Behavioral Testing and Certification of Autonomous Vehicles

speaker info

Parasara Sridhar Duggirala is an Assistant Professor in the Department of Computer Science at University of North Carolina at Chapel Hill. Prior to this, he was an Assistant Professor in the Computer Science and Engineering Department and UTC Institute for Advanced Systems Engineering at University of Connecticut from August 2015 – December 2018. He has received his PhD from University of Illinois at Urbana Champaign in 2015 and B.Tech from IIT Guwahati in 2009. His research interests span fields of Cyber-Physical Systems, Formal Methods, Control Theory, Hybrid Systems, Autonomy, Embedded and Real-Time Systems, and Probabilistic Systems. He has received Best Paper Award at International Conference on Embedded Software (EMSOFT) 2013, Most Promising Benchmark Result by Robert Bosh at ARCH Workshop in CPS Week 2015, and Best Paper Award at ARCH Workshop in CPS Week 2017. He was selected as a Young Researcher to attend the Heidelberg Laureate Forum in 2014.

ABstract

Autonomous vehicles (AVs) are already a reality and several prototypes and beta-testing deployments have driven several millions of miles. Despite such deployments, AVs have not even seen a fraction of the total number of miles driven annually or the various traffic configurations.
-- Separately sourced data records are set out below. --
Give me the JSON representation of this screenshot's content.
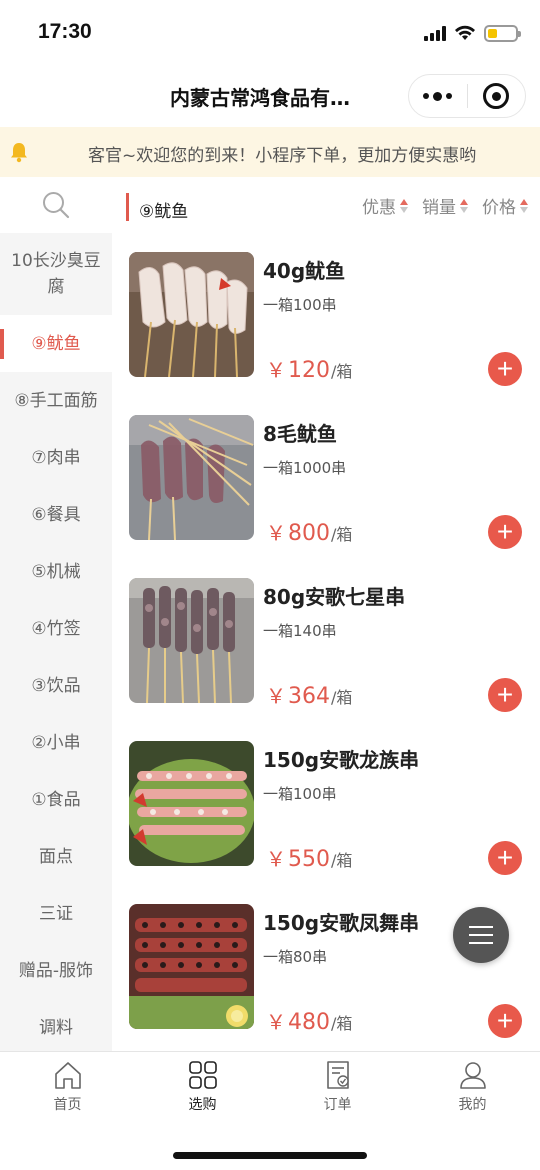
{
  "status_bar": {
    "time": "17:30"
  },
  "nav": {
    "title": "内蒙古常鸿食品有…"
  },
  "notice": {
    "text": "客官~欢迎您的到来！小程序下单，更加方便实惠哟"
  },
  "sidebar": {
    "items": [
      {
        "label": "10长沙臭豆腐"
      },
      {
        "label": "⑨鱿鱼"
      },
      {
        "label": "⑧手工面筋"
      },
      {
        "label": "⑦肉串"
      },
      {
        "label": "⑥餐具"
      },
      {
        "label": "⑤机械"
      },
      {
        "label": "④竹签"
      },
      {
        "label": "③饮品"
      },
      {
        "label": "②小串"
      },
      {
        "label": "①食品"
      },
      {
        "label": "面点"
      },
      {
        "label": "三证"
      },
      {
        "label": "赠品-服饰"
      },
      {
        "label": "调料"
      }
    ]
  },
  "content_header": {
    "section_title": "⑨鱿鱼",
    "sort_discount": "优惠",
    "sort_sales": "销量",
    "sort_price": "价格"
  },
  "products": [
    {
      "name": "40g鱿鱼",
      "spec": "一箱100串",
      "price": "120",
      "unit": "/箱"
    },
    {
      "name": "8毛鱿鱼",
      "spec": "一箱1000串",
      "price": "800",
      "unit": "/箱"
    },
    {
      "name": "80g安歌七星串",
      "spec": "一箱140串",
      "price": "364",
      "unit": "/箱"
    },
    {
      "name": "150g安歌龙族串",
      "spec": "一箱100串",
      "price": "550",
      "unit": "/箱"
    },
    {
      "name": "150g安歌凤舞串",
      "spec": "一箱80串",
      "price": "480",
      "unit": "/箱"
    }
  ],
  "currency_symbol": "￥",
  "tabs": [
    {
      "label": "首页"
    },
    {
      "label": "选购"
    },
    {
      "label": "订单"
    },
    {
      "label": "我的"
    }
  ],
  "colors": {
    "accent": "#e05a4e",
    "notice_bg": "#fdf6e3"
  }
}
However, evidence that an AV can successfully navigate a wide range of traffic scenarios is crucial not just for certification but also for building public trust. In this talk, we will investigate the various challenges involved in generating test scenarios for autonomous vehicles and build user trust. One of the challenges in designing autonomous vehicles (AV’s) is driving around humans (i.e. drivers, cyclists, pedestrians, etc.) In particular, the AV’s and the humans must have a common set of traffic rules to follow. In this talk, we first present a new approach to formalize and implement traffic rules. We use California’s DMV driver handbook as a working example. Our approach provides a straightforward mapping from the rules in the handbook to its formal model, and from the model to its implementation. To demonstrate the efficiency of this approach, we formally model the traffic rules in the logic programming paradigm of Answer Set Programming (ASP) using a programming language called Clingo. We then integrate these rules into CARLA, a virtual test bed environment for autonomous vehicles. We simulate the behavior of autonomous vehicles at four way and three way uncontrolled intersections by correct reasoning of right-of-way rules for autonomous vehicles in real time. As a result, the behaviors of autonomous vehicles under our controller are more realistic compared to CARLA’s default FIFO controller. This also improves the throughput of the traffic through the intersection.
Given a model of traffic rules, we then investigate techniques for automatically generating test scenarios. For the purposes of certification, we need test scenarios that are “wide” and “deep”. That is, an AV is not just expected to behave correctly in a wide range of scenarios, but also should react to nuances in variations of a scenario. We use two different techniques for addressing these two different challenges. For generating a wide range of behaviors, we propose a new coverage metric and a new fuzzing-based framework. Our main hypothesis is that code coverage is not an appropriate criteria for generating a diverse set of traffic-scenario test-cases. This renders off-the-shelf fuzzers (e.g. libFuzzer, AFL, etc) suboptimal, as they support code-coverage only. We propose a new coverage criteria based on high-level predicates derived from the end-to-end requirements of AVs, e.g. traffic rules. Using this new coverage criterion, we implement new fuzzing-based scenario generation techniques to automatically synthesize new test cases for AVs. For generating deep test case scenarios, we define a new notion of complexity of a given scenario. Given a test-case, we model the problem of generating a more complex test-case as a constraint-satisfaction search problem. The search variables are the changes to the given test-case, and the search constraints define a solution to the search problem. We have implemented our algorithms using the Scenic libraries and the CARLA simulator and generate test-cases for several 3-way and 4-way intersections with different topologies. Our experiments demonstrate that various AV implementations such as, CARLA’s autopilot, autopilot-plus-RSS (Responsibility-Sensitive Safety), and other end-to-end RL frameworks can fail to satisfy the traffic rules with increased number and complexity of test scenarios.